There seems to be a much more healthy ongoing relationship in California between entrepreneurs and their alma maters
The fact that new universities and science minister Greg Clark has retained his previous responsibility for cities and regional growth has been interpreted as further evidence of the government’s conviction that universities can be an engine for economic growth.
But a trip this summer to California with a UK robotics delegation led by David Willetts, Clark’s predecessor, convinced me that UK universities still have a long way to go to get that engine firing on all cylinders.
It is undisputed that UK science is world leading, but it is also a fact that Silicon Valley is generally more successful at commercialising the ideas and inventions created in Californian universities.

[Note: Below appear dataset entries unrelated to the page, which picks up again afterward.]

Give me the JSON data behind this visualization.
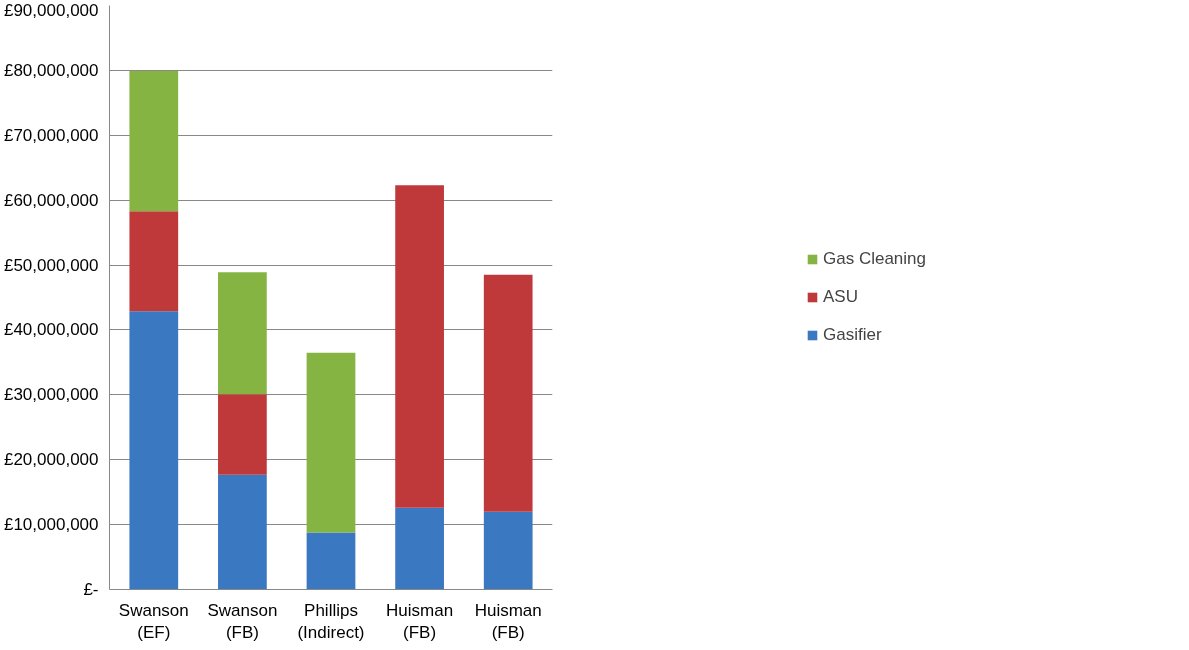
{
  "chart_data": {
    "type": "bar",
    "stacked": true,
    "categories": [
      "Swanson\n(EF)",
      "Swanson\n(FB)",
      "Phillips\n(Indirect)",
      "Huisman\n(FB)",
      "Huisman\n(FB)"
    ],
    "series": [
      {
        "name": "Gasifier",
        "color": "#3a78c2",
        "values": [
          42900000,
          17700000,
          8800000,
          12600000,
          12000000
        ]
      },
      {
        "name": "ASU",
        "color": "#c0393a",
        "values": [
          15400000,
          12400000,
          0,
          49700000,
          36500000
        ]
      },
      {
        "name": "Gas Cleaning",
        "color": "#86b443",
        "values": [
          21600000,
          18800000,
          27700000,
          0,
          0
        ]
      }
    ],
    "ylim": [
      0,
      90000000
    ],
    "yticks": [
      {
        "value": 0,
        "label": "£-"
      },
      {
        "value": 10000000,
        "label": "£10,000,000"
      },
      {
        "value": 20000000,
        "label": "£20,000,000"
      },
      {
        "value": 30000000,
        "label": "£30,000,000"
      },
      {
        "value": 40000000,
        "label": "£40,000,000"
      },
      {
        "value": 50000000,
        "label": "£50,000,000"
      },
      {
        "value": 60000000,
        "label": "£60,000,000"
      },
      {
        "value": 70000000,
        "label": "£70,000,000"
      },
      {
        "value": 80000000,
        "label": "£80,000,000"
      },
      {
        "value": 90000000,
        "label": "£90,000,000"
      }
    ],
    "grid": "y",
    "legend": "right"
  }
}
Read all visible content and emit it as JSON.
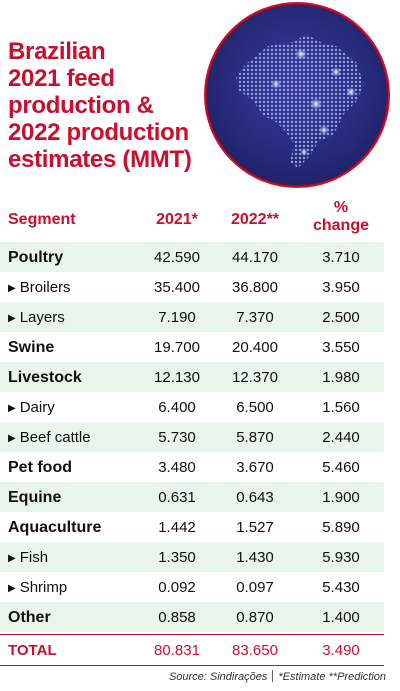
{
  "title_lines": [
    "Brazilian",
    "2021 feed",
    "production &",
    "2022 production",
    "estimates (MMT)"
  ],
  "colors": {
    "accent": "#c8102e",
    "row_shade": "#e8f4ec",
    "map_bg": "#262a7a"
  },
  "map_icon": "brazil-map-icon",
  "chart_data": {
    "type": "table",
    "title": "Brazilian 2021 feed production & 2022 production estimates (MMT)",
    "columns": [
      "Segment",
      "2021*",
      "2022**",
      "% change"
    ],
    "rows": [
      {
        "segment": "Poultry",
        "level": "main",
        "y2021": "42.590",
        "y2022": "44.170",
        "change": "3.710"
      },
      {
        "segment": "Broilers",
        "level": "sub",
        "y2021": "35.400",
        "y2022": "36.800",
        "change": "3.950"
      },
      {
        "segment": "Layers",
        "level": "sub",
        "y2021": "7.190",
        "y2022": "7.370",
        "change": "2.500"
      },
      {
        "segment": "Swine",
        "level": "main",
        "y2021": "19.700",
        "y2022": "20.400",
        "change": "3.550"
      },
      {
        "segment": "Livestock",
        "level": "main",
        "y2021": "12.130",
        "y2022": "12.370",
        "change": "1.980"
      },
      {
        "segment": "Dairy",
        "level": "sub",
        "y2021": "6.400",
        "y2022": "6.500",
        "change": "1.560"
      },
      {
        "segment": "Beef cattle",
        "level": "sub",
        "y2021": "5.730",
        "y2022": "5.870",
        "change": "2.440"
      },
      {
        "segment": "Pet food",
        "level": "main",
        "y2021": "3.480",
        "y2022": "3.670",
        "change": "5.460"
      },
      {
        "segment": "Equine",
        "level": "main",
        "y2021": "0.631",
        "y2022": "0.643",
        "change": "1.900"
      },
      {
        "segment": "Aquaculture",
        "level": "main",
        "y2021": "1.442",
        "y2022": "1.527",
        "change": "5.890"
      },
      {
        "segment": "Fish",
        "level": "sub",
        "y2021": "1.350",
        "y2022": "1.430",
        "change": "5.930"
      },
      {
        "segment": "Shrimp",
        "level": "sub",
        "y2021": "0.092",
        "y2022": "0.097",
        "change": "5.430"
      },
      {
        "segment": "Other",
        "level": "main",
        "y2021": "0.858",
        "y2022": "0.870",
        "change": "1.400"
      }
    ],
    "total": {
      "segment": "TOTAL",
      "y2021": "80.831",
      "y2022": "83.650",
      "change": "3.490"
    }
  },
  "header": {
    "segment": "Segment",
    "y2021": "2021*",
    "y2022": "2022**",
    "change_line1": "%",
    "change_line2": "change"
  },
  "source": {
    "prefix": "Source: Sindirações",
    "notes": "*Estimate **Prediction"
  }
}
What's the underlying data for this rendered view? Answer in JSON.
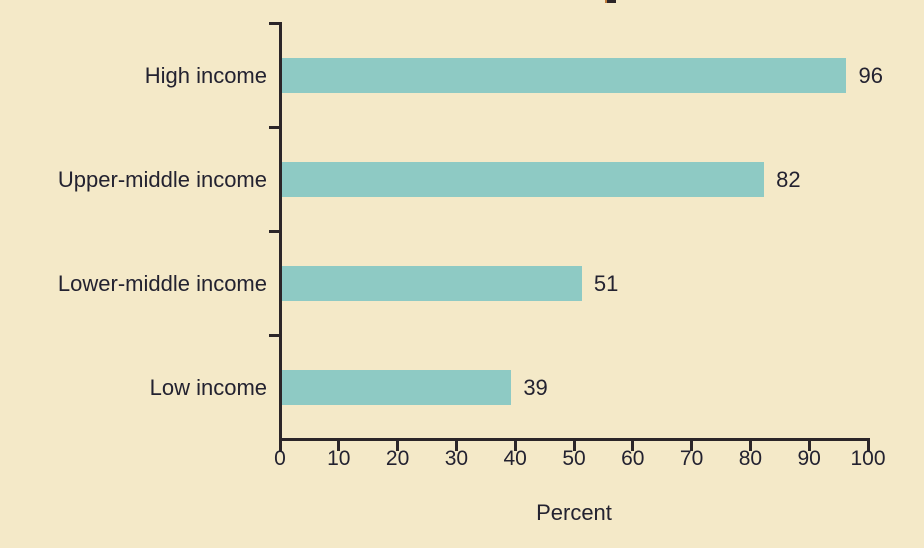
{
  "colors": {
    "background": "#F4E9C8",
    "bar": "#8ECAC4",
    "axis": "#2B2528",
    "text": "#232230"
  },
  "chart_data": {
    "type": "bar",
    "orientation": "horizontal",
    "title": "",
    "categories": [
      "High income",
      "Upper-middle income",
      "Lower-middle income",
      "Low income"
    ],
    "values": [
      96,
      82,
      51,
      39
    ],
    "data_labels": [
      "96",
      "82",
      "51",
      "39"
    ],
    "xlabel": "Percent",
    "ylabel": "",
    "xlim": [
      0,
      100
    ],
    "xticks": [
      0,
      10,
      20,
      30,
      40,
      50,
      60,
      70,
      80,
      90,
      100
    ],
    "xtick_labels": [
      "0",
      "10",
      "20",
      "30",
      "40",
      "50",
      "60",
      "70",
      "80",
      "90",
      "100"
    ],
    "grid": false,
    "legend_position": "none",
    "bar_color_hex": "#8ECAC4",
    "background_hex": "#F4E9C8"
  }
}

During a round-table discussion at the University of California San Diego, we learned that part of the reason is that there is a consistent approach in California to the handling of intellectual property, copyrights and patents created by students and researchers. And although Californian universities hold on to IP rights, they are obliged to make efforts to commercialise and protect them and, importantly, must share 35 per cent of the revenues with their inventor.
But it is not just about the IP rights culture. The team that created the technology is also expected to be instrumental in forming the company to exploit it, so that the expertise is maintained in the enterprise. And these companies can be very successful; start-ups from the University of California Berkeley alone raised more than $1.3 billion (£770 million) in private capital in the five years up to 2011.

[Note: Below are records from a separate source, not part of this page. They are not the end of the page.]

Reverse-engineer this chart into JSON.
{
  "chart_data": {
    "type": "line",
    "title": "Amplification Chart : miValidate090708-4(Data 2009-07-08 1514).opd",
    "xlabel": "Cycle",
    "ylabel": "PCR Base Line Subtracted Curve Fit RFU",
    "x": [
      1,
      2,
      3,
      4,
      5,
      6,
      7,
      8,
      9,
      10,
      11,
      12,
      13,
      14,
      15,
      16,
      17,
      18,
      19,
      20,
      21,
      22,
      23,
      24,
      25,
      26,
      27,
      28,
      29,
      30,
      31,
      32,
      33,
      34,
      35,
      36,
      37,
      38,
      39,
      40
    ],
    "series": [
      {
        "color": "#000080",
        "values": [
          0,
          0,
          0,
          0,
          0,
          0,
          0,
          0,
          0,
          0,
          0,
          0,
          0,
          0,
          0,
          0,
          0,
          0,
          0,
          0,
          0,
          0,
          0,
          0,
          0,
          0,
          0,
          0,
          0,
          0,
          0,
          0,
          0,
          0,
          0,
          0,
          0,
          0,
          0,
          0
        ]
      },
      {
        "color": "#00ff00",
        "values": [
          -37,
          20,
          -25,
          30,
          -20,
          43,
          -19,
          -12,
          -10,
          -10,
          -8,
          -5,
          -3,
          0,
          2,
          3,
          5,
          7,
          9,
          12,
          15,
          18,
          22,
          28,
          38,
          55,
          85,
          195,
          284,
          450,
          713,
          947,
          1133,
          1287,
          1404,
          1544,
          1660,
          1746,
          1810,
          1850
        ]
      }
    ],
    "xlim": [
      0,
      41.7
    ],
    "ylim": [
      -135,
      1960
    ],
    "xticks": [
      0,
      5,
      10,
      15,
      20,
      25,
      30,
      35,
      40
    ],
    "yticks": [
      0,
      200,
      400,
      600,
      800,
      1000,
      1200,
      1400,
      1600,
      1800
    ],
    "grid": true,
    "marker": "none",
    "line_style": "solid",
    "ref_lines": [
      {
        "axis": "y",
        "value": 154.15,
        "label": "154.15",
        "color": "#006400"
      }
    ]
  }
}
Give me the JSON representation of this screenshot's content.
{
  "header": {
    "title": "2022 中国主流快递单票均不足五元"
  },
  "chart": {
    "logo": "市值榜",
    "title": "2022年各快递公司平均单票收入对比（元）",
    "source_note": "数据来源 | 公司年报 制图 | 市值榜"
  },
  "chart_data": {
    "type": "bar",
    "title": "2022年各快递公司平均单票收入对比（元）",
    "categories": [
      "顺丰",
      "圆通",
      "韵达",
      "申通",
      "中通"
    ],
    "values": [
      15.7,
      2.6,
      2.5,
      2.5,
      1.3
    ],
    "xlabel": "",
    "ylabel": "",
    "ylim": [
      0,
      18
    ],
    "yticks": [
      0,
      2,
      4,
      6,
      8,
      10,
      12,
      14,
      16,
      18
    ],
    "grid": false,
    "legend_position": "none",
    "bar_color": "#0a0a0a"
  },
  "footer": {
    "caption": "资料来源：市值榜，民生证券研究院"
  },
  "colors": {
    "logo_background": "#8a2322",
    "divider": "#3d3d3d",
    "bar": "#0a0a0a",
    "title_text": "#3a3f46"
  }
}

Plenty of the leading enterprises we visited during the mission were started by teams that first connected in academic institutions. There were many references in their presentations to the lessons learned and inspiration received during their early years – as well as to information gleaned more recently from the academy. There does seem to be a much more healthy ongoing relationship in California between entrepreneurs and their alma maters.
In addition, Californian university spin-offs seem to thrive on cross-licensing their IP to each other, sharing and building on each other’s ideas and research. There is a culture of getting ideas commercialised quickly by using design-thinking right from the market-scoping stage of the development process, rather than seeing it as a packaging exercise for slightly clunky engineering solutions – as so often happens in the UK.

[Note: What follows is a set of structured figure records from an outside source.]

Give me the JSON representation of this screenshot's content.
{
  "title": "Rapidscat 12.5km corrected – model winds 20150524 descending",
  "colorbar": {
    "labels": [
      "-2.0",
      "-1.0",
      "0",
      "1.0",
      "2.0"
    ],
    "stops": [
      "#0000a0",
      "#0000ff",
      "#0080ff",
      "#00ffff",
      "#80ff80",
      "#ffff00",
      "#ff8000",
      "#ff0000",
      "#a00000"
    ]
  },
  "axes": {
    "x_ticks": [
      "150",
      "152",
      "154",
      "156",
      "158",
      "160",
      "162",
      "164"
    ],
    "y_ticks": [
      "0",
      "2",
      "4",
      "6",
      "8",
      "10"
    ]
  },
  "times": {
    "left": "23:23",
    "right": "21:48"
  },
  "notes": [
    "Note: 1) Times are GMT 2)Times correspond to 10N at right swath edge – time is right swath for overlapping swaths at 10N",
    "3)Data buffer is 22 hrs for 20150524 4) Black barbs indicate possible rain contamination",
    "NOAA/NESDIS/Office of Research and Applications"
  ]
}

Since 2000, it has been a government requirement for UK universities to have an IP policy. However, these can vary quite widely, particularly with regard to the ownership of student and researcher IP. The University of Glasgow’s policy is among those that treat students reasonably. They “will generally own the IP they develop during…their studies unless ownership is governed…by a third party agreement [such as] research contracts, studentship and funding agreements”.
But other institutions are less generous. Plymouth University, for instance, lays claim to all IP generated by staff, and also requires students to sign away their IP rights. Its policy adds assurances that students will “share significantly in any revenue in accordance with the scale established for members of staff”. But is it reasonable that some universities should demand 100 per cent assignment rights in the ownership of future IP created by their students? How does that incentivise them to innovate? For design students, incidentally, the situation is even worse. Universities that run degree shows often disclose unprotected ideas to the public, making a patent application or design registration impossible afterwards.
In practice, most UK universities rarely protect or exploit student IP extensively. But where they do, and revenue results, it is wrong for them to treat students as if they were employees. Students pay fees and don’t get salaries, pensions or other employee benefits.
Unless Clark promotes more consistency and common sense over the treatment of IP, he is likely to fail in his brief to fully harness the UK’s research power for the benefit of the local and national economy.